The Baltimore Infill Survey is an inspired initiative from the Baltimore Office of Promotion and Arts soliciting ideas for what to do with all the vacant space in the city via images uploaded onto its Flickr photostream. The survey is completely democratic, in that anyone who sends an idea in the form of an image to the project's coordinator, Gary Kachadourian, will get it onto the web page, adding to the discussion. However, images must adhere to the format, adapting the "stock image" available on the Flickr page by adding their proposal for future development onto a vacant lot, between rowhomes.My fanciful Baltimore Infill Survey proposal is for a Vertical Farm/Arabber stable. The poorest Baltimoreans desperately need access to better diet options. When you drive through the most economically challenged areas of the city, one of the things that sticks out the most is the lack of businesses. Poverty, crime and drugs have tragically scared many of even the most essential shops like grocery stores out of the neighborhoods on the east and west sides. The few corner stores that remain often sell only junk food, alcohol and soda turning a bad nutrition situation into a nightmare. Plus the carry out restaurants in these neighborhoods generally sell low nutrition, high fat foods like Fried Chicken and Lake Trout.
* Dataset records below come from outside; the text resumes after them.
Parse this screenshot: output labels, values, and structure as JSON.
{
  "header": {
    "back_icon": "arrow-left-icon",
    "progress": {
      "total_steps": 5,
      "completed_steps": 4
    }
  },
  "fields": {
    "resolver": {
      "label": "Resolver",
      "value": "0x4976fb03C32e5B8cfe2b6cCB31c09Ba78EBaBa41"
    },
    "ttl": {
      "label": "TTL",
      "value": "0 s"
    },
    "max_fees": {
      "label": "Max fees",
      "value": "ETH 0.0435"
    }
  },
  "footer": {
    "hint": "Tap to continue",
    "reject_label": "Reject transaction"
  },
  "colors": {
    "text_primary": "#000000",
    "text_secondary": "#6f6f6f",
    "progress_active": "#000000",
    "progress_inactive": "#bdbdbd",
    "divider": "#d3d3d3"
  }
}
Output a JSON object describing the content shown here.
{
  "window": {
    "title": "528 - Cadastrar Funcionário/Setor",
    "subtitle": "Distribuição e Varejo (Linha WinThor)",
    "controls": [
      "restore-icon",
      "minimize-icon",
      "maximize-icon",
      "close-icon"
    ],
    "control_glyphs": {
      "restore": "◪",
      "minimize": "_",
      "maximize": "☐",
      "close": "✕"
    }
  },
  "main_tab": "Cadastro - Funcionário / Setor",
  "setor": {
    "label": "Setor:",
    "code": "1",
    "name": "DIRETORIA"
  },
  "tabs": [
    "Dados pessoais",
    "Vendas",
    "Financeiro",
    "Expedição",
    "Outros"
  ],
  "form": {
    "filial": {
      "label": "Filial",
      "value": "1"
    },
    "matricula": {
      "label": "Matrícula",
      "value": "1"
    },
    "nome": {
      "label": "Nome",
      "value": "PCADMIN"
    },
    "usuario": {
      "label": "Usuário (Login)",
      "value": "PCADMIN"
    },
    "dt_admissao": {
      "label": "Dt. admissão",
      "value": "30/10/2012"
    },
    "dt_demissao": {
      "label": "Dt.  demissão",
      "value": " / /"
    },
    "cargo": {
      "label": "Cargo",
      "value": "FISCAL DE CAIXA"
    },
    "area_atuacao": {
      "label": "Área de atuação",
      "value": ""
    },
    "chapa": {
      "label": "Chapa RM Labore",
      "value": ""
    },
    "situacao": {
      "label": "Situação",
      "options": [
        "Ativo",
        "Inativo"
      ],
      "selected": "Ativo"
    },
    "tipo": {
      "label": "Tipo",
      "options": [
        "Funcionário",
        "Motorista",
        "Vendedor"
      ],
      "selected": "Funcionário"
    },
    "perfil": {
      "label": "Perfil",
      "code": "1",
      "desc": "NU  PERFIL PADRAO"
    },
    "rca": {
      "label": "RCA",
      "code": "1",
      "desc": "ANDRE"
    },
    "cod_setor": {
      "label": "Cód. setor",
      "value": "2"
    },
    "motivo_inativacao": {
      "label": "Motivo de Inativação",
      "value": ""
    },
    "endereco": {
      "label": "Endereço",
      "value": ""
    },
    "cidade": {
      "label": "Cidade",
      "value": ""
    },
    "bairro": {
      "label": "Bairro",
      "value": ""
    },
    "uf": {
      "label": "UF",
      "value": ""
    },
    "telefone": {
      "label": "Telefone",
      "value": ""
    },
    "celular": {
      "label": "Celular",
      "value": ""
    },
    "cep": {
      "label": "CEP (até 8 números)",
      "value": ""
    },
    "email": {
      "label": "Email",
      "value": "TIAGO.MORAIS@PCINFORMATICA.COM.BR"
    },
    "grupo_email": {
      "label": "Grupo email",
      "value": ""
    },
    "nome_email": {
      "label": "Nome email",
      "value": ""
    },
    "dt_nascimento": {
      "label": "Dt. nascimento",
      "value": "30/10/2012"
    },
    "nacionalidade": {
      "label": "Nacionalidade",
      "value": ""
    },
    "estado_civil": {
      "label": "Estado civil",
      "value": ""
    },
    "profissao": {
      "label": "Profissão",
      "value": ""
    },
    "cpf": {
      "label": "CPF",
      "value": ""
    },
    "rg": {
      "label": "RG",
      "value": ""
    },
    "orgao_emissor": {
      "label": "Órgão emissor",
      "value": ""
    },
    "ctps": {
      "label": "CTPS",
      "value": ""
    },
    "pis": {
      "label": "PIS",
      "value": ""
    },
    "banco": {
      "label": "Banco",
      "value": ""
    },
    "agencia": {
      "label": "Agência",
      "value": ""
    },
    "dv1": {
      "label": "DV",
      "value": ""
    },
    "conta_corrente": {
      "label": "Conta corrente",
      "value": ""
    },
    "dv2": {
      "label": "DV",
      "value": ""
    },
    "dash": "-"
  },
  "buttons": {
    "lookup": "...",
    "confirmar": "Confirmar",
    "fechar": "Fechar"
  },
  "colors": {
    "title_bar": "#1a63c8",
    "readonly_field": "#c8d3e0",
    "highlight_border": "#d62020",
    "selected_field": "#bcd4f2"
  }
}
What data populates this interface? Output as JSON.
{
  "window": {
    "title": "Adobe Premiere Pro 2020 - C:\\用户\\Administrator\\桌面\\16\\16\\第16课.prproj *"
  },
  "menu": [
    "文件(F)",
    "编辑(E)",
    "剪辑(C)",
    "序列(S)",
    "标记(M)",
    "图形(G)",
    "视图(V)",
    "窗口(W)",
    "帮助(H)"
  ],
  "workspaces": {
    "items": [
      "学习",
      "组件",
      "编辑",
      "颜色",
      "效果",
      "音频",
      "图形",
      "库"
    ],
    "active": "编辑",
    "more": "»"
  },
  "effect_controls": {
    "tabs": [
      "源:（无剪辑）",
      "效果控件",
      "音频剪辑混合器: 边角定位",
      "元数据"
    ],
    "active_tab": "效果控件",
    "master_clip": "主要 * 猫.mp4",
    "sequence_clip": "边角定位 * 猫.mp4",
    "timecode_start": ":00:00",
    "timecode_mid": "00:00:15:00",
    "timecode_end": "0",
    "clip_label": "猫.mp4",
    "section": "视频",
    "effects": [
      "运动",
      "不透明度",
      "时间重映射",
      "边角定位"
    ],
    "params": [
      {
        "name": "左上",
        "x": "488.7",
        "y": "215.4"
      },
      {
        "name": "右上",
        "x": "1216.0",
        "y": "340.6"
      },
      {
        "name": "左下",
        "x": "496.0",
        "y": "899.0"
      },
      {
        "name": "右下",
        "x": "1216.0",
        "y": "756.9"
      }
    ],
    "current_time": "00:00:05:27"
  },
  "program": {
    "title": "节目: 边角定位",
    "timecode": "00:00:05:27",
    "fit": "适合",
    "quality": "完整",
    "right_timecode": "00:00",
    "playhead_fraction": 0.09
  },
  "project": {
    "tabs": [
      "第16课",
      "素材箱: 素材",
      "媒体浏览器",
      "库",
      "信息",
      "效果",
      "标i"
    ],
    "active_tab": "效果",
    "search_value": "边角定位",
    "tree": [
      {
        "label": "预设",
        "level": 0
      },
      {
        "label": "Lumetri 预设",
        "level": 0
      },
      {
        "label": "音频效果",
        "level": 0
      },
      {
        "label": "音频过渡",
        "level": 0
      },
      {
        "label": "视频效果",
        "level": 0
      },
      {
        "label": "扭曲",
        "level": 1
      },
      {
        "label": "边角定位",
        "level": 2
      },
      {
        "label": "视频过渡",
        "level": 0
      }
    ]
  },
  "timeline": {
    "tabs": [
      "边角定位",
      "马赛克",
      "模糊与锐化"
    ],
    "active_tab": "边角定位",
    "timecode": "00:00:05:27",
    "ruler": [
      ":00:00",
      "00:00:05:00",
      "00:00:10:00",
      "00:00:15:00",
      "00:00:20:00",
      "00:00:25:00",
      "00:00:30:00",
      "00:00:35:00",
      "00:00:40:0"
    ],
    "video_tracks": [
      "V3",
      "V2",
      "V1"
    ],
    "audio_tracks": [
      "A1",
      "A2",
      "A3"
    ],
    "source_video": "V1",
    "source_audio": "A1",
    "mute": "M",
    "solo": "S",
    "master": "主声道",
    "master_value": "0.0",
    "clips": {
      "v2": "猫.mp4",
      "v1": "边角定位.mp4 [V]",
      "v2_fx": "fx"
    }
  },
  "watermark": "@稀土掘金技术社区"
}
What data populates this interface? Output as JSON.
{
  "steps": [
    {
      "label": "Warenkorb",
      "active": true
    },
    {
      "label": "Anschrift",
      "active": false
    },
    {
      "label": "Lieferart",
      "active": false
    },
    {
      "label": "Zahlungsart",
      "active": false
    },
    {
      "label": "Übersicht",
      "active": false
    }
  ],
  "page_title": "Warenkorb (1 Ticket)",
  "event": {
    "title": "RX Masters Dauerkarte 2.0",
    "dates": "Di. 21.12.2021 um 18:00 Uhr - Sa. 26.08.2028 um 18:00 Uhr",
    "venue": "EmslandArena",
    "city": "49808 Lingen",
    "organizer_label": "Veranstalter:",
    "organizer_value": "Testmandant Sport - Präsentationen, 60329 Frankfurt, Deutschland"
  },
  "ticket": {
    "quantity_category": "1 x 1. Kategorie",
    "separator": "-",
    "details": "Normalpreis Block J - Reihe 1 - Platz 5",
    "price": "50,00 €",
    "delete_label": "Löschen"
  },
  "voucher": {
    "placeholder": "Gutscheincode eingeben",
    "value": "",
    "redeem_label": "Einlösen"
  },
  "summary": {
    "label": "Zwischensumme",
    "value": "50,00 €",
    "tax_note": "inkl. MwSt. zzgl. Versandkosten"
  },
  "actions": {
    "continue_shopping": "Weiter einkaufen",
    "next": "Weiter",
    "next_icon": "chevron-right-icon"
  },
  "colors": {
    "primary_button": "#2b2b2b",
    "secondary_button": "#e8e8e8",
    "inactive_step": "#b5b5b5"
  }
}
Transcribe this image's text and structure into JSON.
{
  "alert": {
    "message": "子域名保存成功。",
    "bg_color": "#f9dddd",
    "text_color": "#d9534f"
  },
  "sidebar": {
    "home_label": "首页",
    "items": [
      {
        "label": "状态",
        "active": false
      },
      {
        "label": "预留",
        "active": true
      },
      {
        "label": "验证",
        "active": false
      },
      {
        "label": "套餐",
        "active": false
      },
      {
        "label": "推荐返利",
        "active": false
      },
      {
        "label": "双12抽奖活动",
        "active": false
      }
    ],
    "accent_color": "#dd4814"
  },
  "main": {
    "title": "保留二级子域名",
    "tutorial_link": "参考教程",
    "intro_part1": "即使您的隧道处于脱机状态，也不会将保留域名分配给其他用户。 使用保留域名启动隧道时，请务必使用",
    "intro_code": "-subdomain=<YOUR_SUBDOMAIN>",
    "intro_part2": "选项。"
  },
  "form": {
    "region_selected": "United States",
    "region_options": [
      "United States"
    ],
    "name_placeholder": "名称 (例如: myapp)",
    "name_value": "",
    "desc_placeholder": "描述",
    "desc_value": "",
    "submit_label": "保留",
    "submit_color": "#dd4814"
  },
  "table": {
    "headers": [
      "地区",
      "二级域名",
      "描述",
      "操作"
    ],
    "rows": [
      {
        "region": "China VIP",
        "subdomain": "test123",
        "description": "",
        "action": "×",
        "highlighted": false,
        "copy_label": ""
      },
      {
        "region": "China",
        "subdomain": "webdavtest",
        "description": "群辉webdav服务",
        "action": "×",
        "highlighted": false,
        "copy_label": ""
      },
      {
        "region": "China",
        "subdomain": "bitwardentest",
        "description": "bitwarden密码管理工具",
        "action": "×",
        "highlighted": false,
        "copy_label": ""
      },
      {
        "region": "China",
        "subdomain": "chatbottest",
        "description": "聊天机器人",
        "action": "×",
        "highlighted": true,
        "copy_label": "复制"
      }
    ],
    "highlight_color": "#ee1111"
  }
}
Not surprisingly, the poorest neighborhoods in Baltimore - with the worst access to health care - also have the highest rates of diabetes, obesity, hypertension and heart disease.
The good news is we already have all the necessary factors to grow healthy fruits and vegetables right in our neighborhoods: sunlight, water, either from rainfall or a city water system capable of servicing a million residents in a city of 650,000, and land in the form of the vacant lots and buildings those 350,000 departed left behind. Another positive is that we still have the traditional profession of Arabbing, horse drawn produce peddlers for you non-Baltimoreans out there, who wander the city streets selling fruits and vegetables off the backs of their carts in these very same neighborhoods. Why not just combine the two while making use of some of that vacant property which currently does little more than play host to junkies and rats?
So why a tower, you ask? Can't we just grow food on the ground? Well, we can of course. But for one thing, those same junkies and rats would probably do something to foul up any urban farming initiative that took place out in the open. Just because we start an idealistic green garden doesn't mean that the real world is going to cooperate. So, as always on the east and west side, security is a major concern and could be afforded by a smartly designed, enclosed vertical tower that is staffed. But a vertical farm has other pluses in that crops could be grown all year long, instead of just during the warm months, due to its greenhouse design and smart water distribution hooked into the city water system. Perhaps even more importantly, having residents of the city's roughest neighborhoods and those who travel through them see something like a gleaming agriculture tower being built for once in such areas might even start to change some attitudes. It won't be easy. But showing people you actually care about them in terms of development can go a long way in neighborhoods that have been left off the map for over a generation now.